A closed shape, for a closed system.  By justifying our steps we justify our joy; having said only what any thinking mind must be allowed to say, we achieve a sort of perfect legitimacy.  We have proceeded dumbly, obliviously, one foot in front of the other, eschewing ambiguity and complexity.  Reasoning that can be capped with a □ has no crevices for demons and no dust habitable to Whos.  With this magic we can create a place into which fatalist guilt cannot intrude.  Occult rules of the heart cannot be invoked.  Oscar-worthy performances cannot be cashed in for logical errors.  (Yes, dad, but which of the steps in the proof is wrong?)  The clear light of reason banishes all dream logic.

This would all be a sterile and escapist game – simply a way for people like me and my physics teacher to not feel like shit once in a while – if it weren’t for the correspondence between it and fundamental reality.  When I descended into escapism and sighed with relief, people didn’t say I was running away from the world.  They said, “wow, physics?  Now there’s a major you can make money with.”

Blessed are the oblivious, for we have already inherited the earth.


The reason I write things like this is that I’ve never felt at home in the usual rhetoric surrounding concepts like “reason,” “emotion” and “humanity.”  There’s a default assumption, buried so deep it’s hard to get rid of it even in my own speech, that ambiguity = human = warm = pleasant.  The universe of fundamental physics is popularly described as “cold” and “unfeeling,” presumably in contrast to a warm Christian God who loves you.  What’s left out is the other alternative.  A mechanical universe means that the gods can’t hate us, because they don’t exist.  It means we’re not rubes in a story written by a cruel satirist.

The most common modern version of the Christian God have never really been a possible part of my emotional landscape.  I see something a lot more recognizable in some of the stories I read in other mythologies – including the Old Testament – in which the gods seem like monsters.  An unfeeling universe has no secret reasons of its own and thus it can be comprehended, progressively, by any plodder who puts one foot in front of the next.  If your life is not a story, because physical law is not narrative, then it does not have to be a story of ironic failure.
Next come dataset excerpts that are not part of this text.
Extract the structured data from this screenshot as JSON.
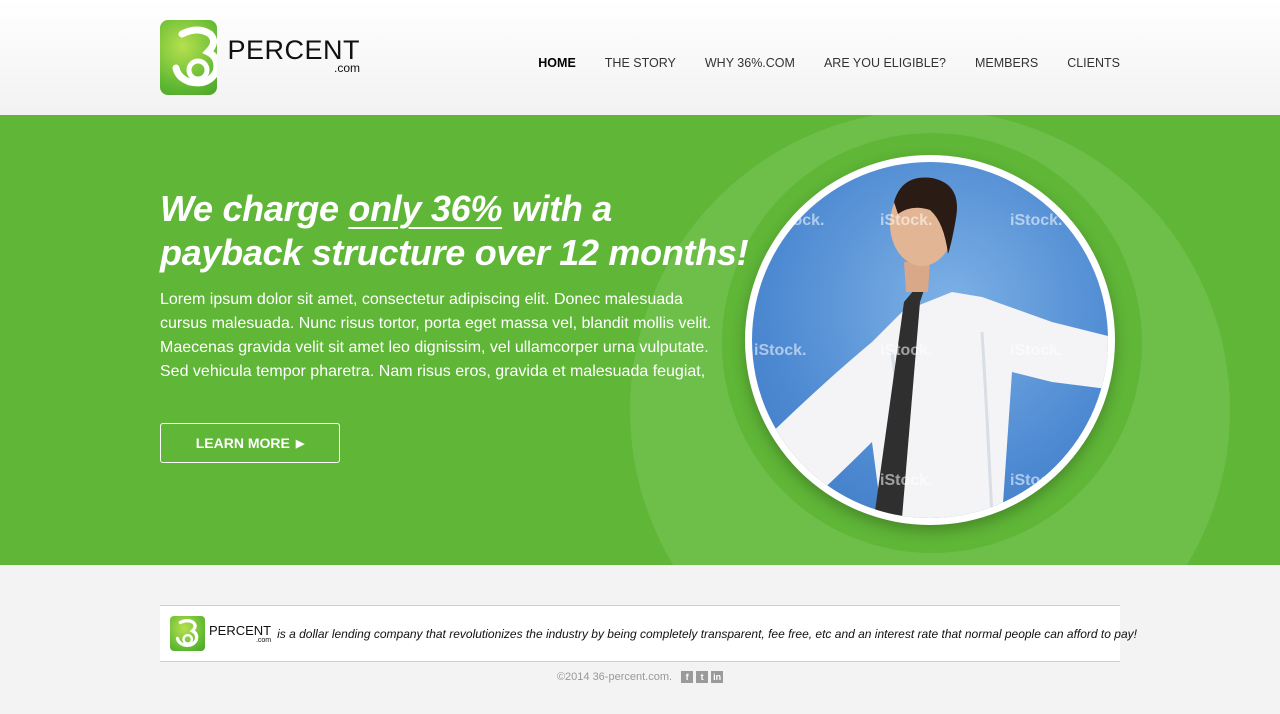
{
  "brand": {
    "word": "PERCENT",
    "domain": ".com",
    "number": "3",
    "accent": "#5fb637"
  },
  "nav": {
    "items": [
      "HOME",
      "THE STORY",
      "WHY 36%.COM",
      "ARE YOU ELIGIBLE?",
      "MEMBERS",
      "CLIENTS"
    ],
    "active": "HOME"
  },
  "hero": {
    "title_pre": "We charge ",
    "title_highlight": "only 36%",
    "title_post": " with a payback structure over 12 months!",
    "body": "Lorem ipsum dolor sit amet, consectetur adipiscing elit. Donec malesuada cursus malesuada. Nunc risus tortor, porta eget massa vel, blandit mollis velit. Maecenas gravida velit sit amet leo dignissim, vel ullamcorper urna vulputate. Sed vehicula tempor pharetra. Nam risus eros, gravida et malesuada feugiat,",
    "button_label": "LEARN MORE",
    "watermark": "iStock."
  },
  "footer": {
    "tagline": "is a dollar lending company that revolutionizes the industry by being completely transparent, fee  free, etc and an interest rate that normal people can afford to pay!",
    "copyright": "©2014 36-percent.com.",
    "social_icons": [
      "facebook-icon",
      "twitter-icon",
      "linkedin-icon"
    ]
  }
}
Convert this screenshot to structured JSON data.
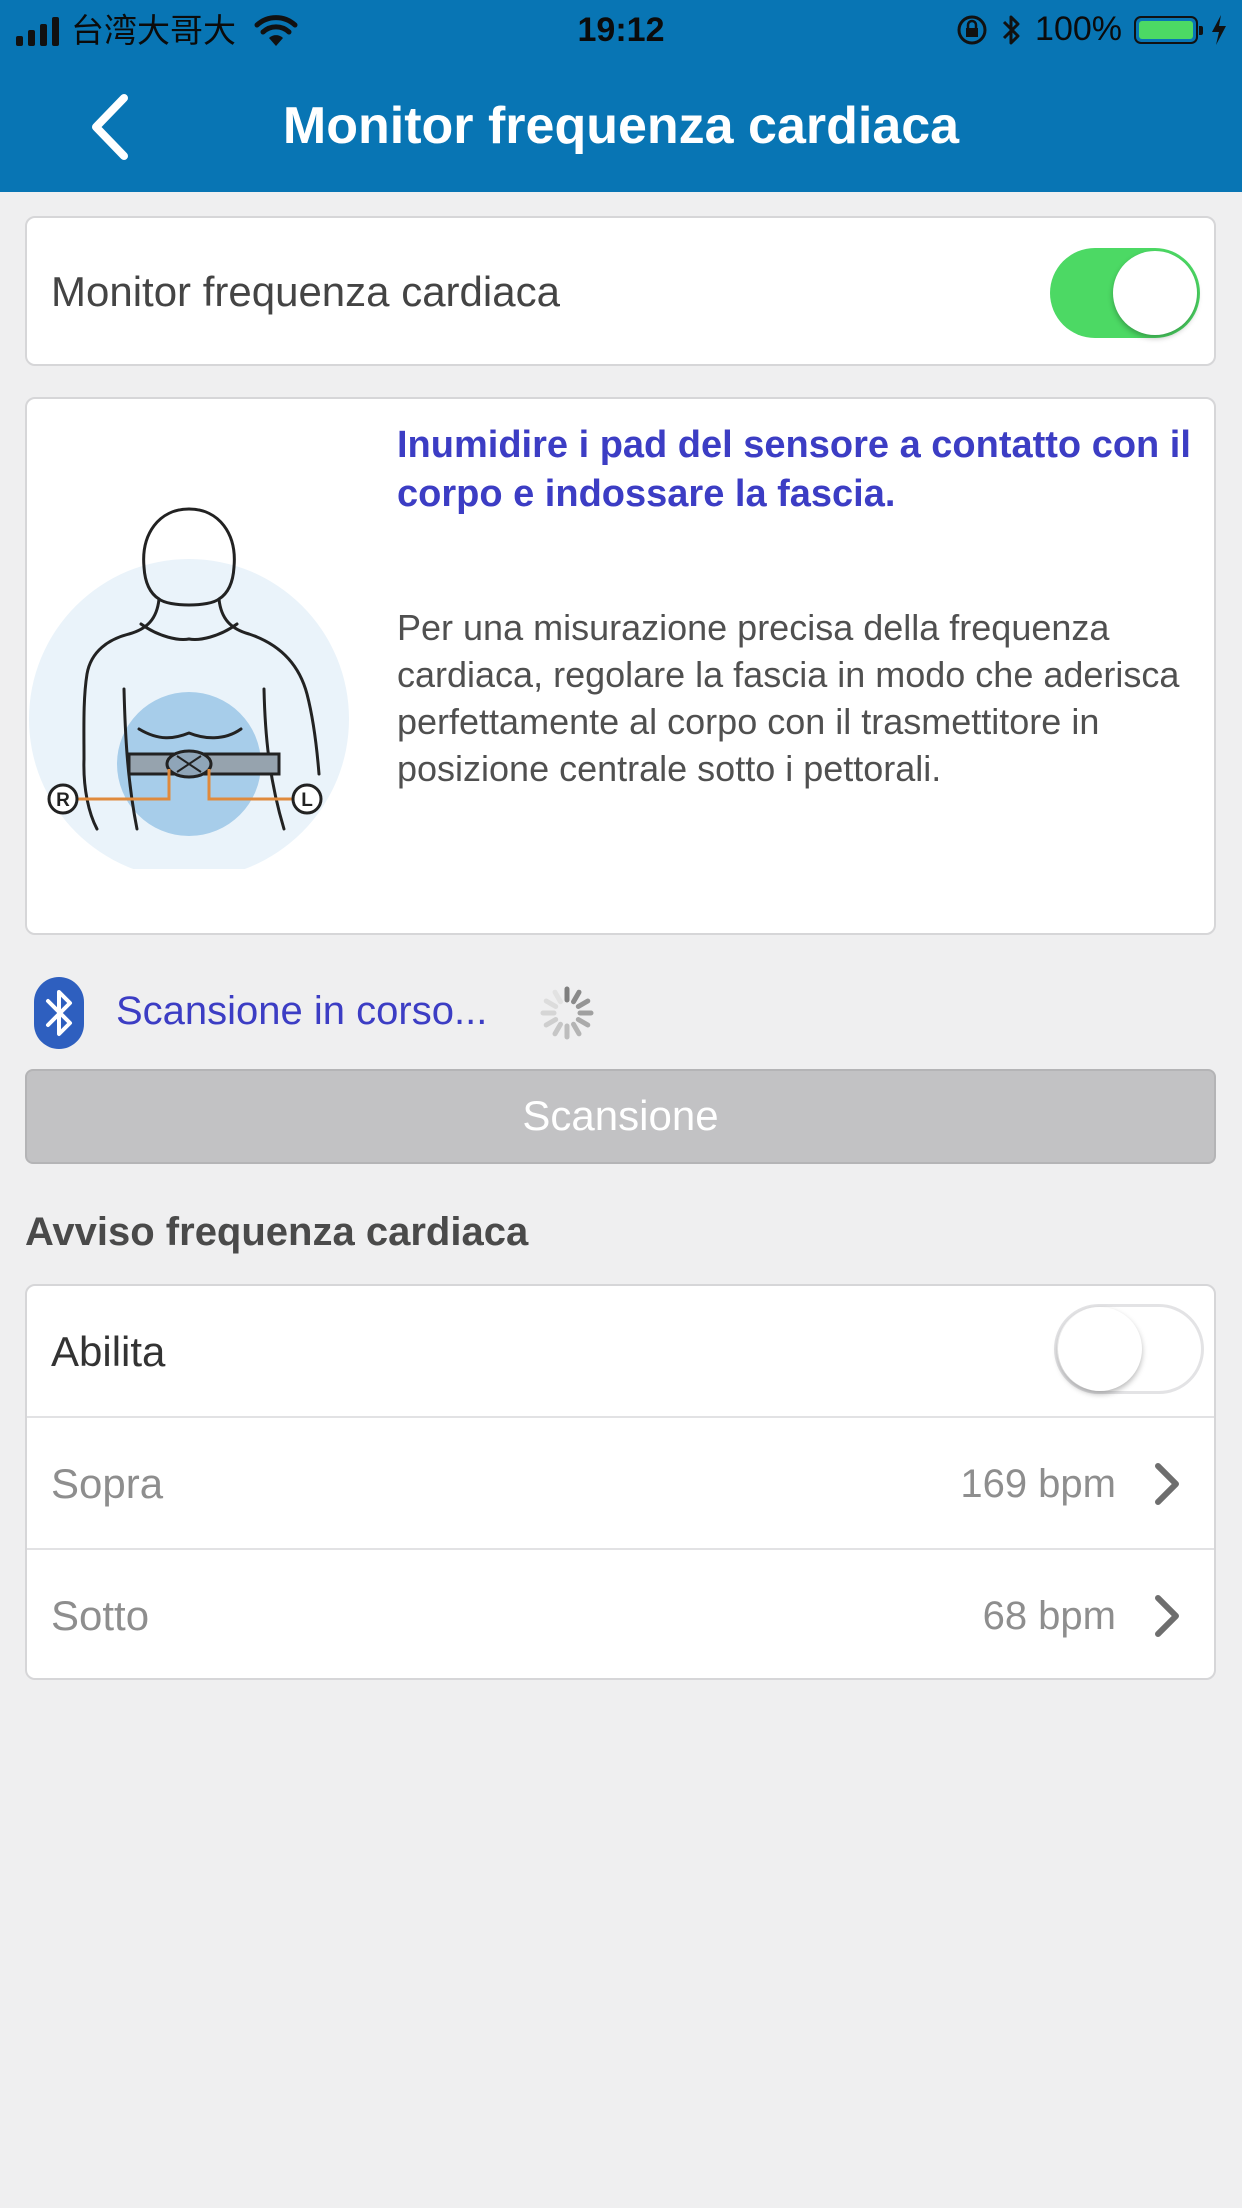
{
  "status_bar": {
    "carrier": "台湾大哥大",
    "time": "19:12",
    "battery": "100%"
  },
  "nav": {
    "title": "Monitor frequenza cardiaca",
    "back_icon": "chevron-left-icon"
  },
  "monitor_toggle": {
    "label": "Monitor frequenza cardiaca",
    "on": true
  },
  "info": {
    "title": "Inumidire i pad del sensore a contatto con il corpo e indossare la fascia.",
    "body": "Per una misurazione precisa della frequenza cardiaca, regolare la fascia in modo che aderisca perfettamente al corpo con il trasmettitore in posizione centrale sotto i pettorali.",
    "illustration": {
      "right_marker": "R",
      "left_marker": "L"
    }
  },
  "scan": {
    "status_text": "Scansione in corso...",
    "button_label": "Scansione"
  },
  "alert": {
    "section_title": "Avviso frequenza cardiaca",
    "enable_label": "Abilita",
    "enabled": false,
    "rows": [
      {
        "label": "Sopra",
        "value": "169 bpm"
      },
      {
        "label": "Sotto",
        "value": "68 bpm"
      }
    ]
  },
  "colors": {
    "header": "#0875b4",
    "accent_text": "#3c3dc4",
    "toggle_on": "#4cd964",
    "background": "#efeff0"
  }
}
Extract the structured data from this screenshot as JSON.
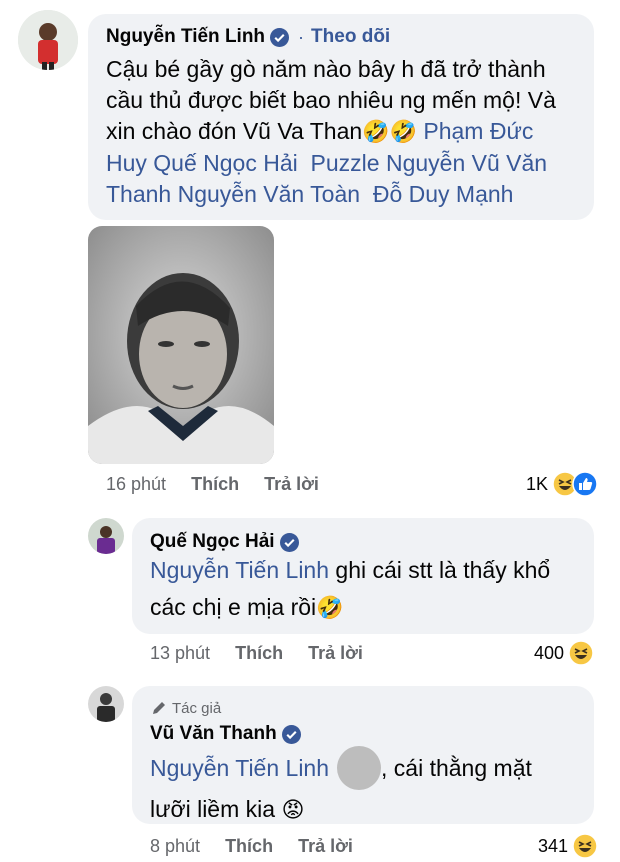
{
  "comment1": {
    "author": "Nguyễn Tiến Linh",
    "separator": "·",
    "follow": "Theo dõi",
    "text_line1": "Cậu bé gầy gò năm nào bây h đã trở thành",
    "text_line2": "cầu thủ được biết bao nhiêu ng mến mộ! Và",
    "text_line3": "xin chào đón Vũ Va Than",
    "laugh_emoji": "🤣🤣",
    "mention1": "Phạm Đức",
    "mention2": "Huy",
    "mention3": "Quế Ngọc Hải",
    "mention4": "Puzzle Nguyễn Vũ Văn",
    "mention5": "Thanh",
    "mention6": "Nguyễn Văn Toàn",
    "mention7": "Đỗ Duy Mạnh",
    "time": "16 phút",
    "like": "Thích",
    "reply": "Trả lời",
    "reaction_count": "1K"
  },
  "comment2": {
    "author": "Quế Ngọc Hải",
    "mention": "Nguyễn Tiến Linh",
    "text_part1": "ghi cái stt là thấy khổ",
    "text_part2": "các chị e mịa rồi",
    "emoji": "🤣",
    "time": "13 phút",
    "like": "Thích",
    "reply": "Trả lời",
    "reaction_count": "400"
  },
  "comment3": {
    "badge": "Tác giả",
    "author": "Vũ Văn Thanh",
    "mention": "Nguyễn Tiến Linh",
    "text_part1": ", cái thằng mặt",
    "text_part2": "lưỡi liềm kia",
    "emoji": "😡",
    "time": "8 phút",
    "like": "Thích",
    "reply": "Trả lời",
    "reaction_count": "341"
  },
  "colors": {
    "accent": "#385898",
    "bubble": "#f0f2f5",
    "meta": "#65676b",
    "verified": "#1877f2"
  }
}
I know what I look like: another nerdy white guy with a science fetish.  I suppose that is what I am.  And, because of my emotional investment, I sometimes go too far in the defense of these things.  But I’m trying to convey that it’s an emotional investment, that to me the ideas of science, logic and reason are the best therapies in existence.  They’re responsible for any self-confidence I have as an “oblivious” person, and I feel a kinship with people who go further than me in their science fetishes.  It can feel good to, for once, celebrate your obliviousness – to simplify things down to equations and logical implications.  The conventional wisdom is that this is cold and inhuman, but try as I might I can’t help but hear that as “you are cold and inhuman.”

You’re not supposed to leave anything out; you’re supposed to be subtle and complex.  That’s the way to be nice, decent, welcoming.  But subtlety and complexity and the insistence on not leaving anything out have always been the things that make me feel horrible.

It feels so, so good to be able to leave something out, once in a while, and not have a trapdoor immediately open beneath me.